Bitcoin is the first money that takes the host out of the show. There will only ever be 21 million coins; no committee can vote more into existence to cover a deficit. You hold it yourself, no permission required. You can send it to anyone, anywhere, and no one can freeze it because they disapprove of you. The rules aren't improvised; they're fixed, public, and verifiable by anyone with a laptop. For the first time, the points actually matter, and nothing is made up.

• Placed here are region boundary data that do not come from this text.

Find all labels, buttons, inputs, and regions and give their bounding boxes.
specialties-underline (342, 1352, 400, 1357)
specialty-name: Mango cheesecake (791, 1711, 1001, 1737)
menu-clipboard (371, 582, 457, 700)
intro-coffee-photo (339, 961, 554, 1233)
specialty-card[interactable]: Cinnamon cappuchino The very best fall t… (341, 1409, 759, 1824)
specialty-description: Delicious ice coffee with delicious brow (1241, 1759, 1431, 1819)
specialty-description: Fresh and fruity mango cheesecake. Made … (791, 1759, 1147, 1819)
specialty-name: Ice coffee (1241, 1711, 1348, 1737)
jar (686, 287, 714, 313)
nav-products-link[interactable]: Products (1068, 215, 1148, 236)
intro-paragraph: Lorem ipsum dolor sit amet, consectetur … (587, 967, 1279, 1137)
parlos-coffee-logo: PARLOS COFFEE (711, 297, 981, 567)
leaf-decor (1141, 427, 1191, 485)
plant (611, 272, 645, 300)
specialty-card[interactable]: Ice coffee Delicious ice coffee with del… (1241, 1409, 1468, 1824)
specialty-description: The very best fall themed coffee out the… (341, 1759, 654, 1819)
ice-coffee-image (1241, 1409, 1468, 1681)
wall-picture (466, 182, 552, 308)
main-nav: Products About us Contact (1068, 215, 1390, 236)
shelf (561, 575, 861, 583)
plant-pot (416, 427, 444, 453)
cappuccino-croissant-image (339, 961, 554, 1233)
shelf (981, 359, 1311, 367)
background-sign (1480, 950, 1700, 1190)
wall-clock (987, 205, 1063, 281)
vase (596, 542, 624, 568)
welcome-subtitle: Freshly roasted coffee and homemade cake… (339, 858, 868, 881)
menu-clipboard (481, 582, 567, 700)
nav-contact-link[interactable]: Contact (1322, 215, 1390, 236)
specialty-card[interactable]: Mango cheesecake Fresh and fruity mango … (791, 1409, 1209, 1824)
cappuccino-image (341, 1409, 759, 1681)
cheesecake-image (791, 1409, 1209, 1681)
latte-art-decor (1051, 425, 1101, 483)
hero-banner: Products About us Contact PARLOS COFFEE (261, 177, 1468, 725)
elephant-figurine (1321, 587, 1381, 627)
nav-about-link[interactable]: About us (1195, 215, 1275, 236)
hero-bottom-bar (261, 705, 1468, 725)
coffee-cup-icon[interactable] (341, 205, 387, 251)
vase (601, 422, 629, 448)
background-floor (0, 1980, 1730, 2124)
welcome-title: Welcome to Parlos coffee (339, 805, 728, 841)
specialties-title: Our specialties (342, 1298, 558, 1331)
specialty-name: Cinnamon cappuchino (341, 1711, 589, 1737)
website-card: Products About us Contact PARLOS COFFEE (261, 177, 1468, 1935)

Compare the tools honestly. The dollar is convenient and universally accepted, but controlled and centralized by design as well eroding by design; a 2% inflation target isn't a bug, it's a steady transfer from everyone who saves to whoever stands nearest the printer (i.e. - Cantillon effect). Bitcoin asks more of you up front. But as sound money (a place to store your time and effort across decades) it answers to math, not to a host.
This is why centralized power recoils from it. You can't run a planned economy on money you can't print, freeze, or direct… and Bitcoin pulls that lever out of the wall. In 2021, China banned Bitcoin mining and trading outright. Governments reveal what they fear by what they outlaw.
And it was never about getting rich. The point is the question on the marquee whose money is it anyways? Anyone, anywhere, can opt in without asking a gatekeeper's permission.
So choose. Stay in the show where everything's made up and the points don't matter… or step into a system where the rules are fixed, the ledger is as much yours as is everyone else's, and no host can rewrite the game.
The dichotomy was never socialist versus capitalist, left versus right, or liberal versus conservative. It was always between those who want control over you and those who'd put it back in your hands.
Choose your tool accordingly. Whose money is it anyways? For once, you get to answer: mine.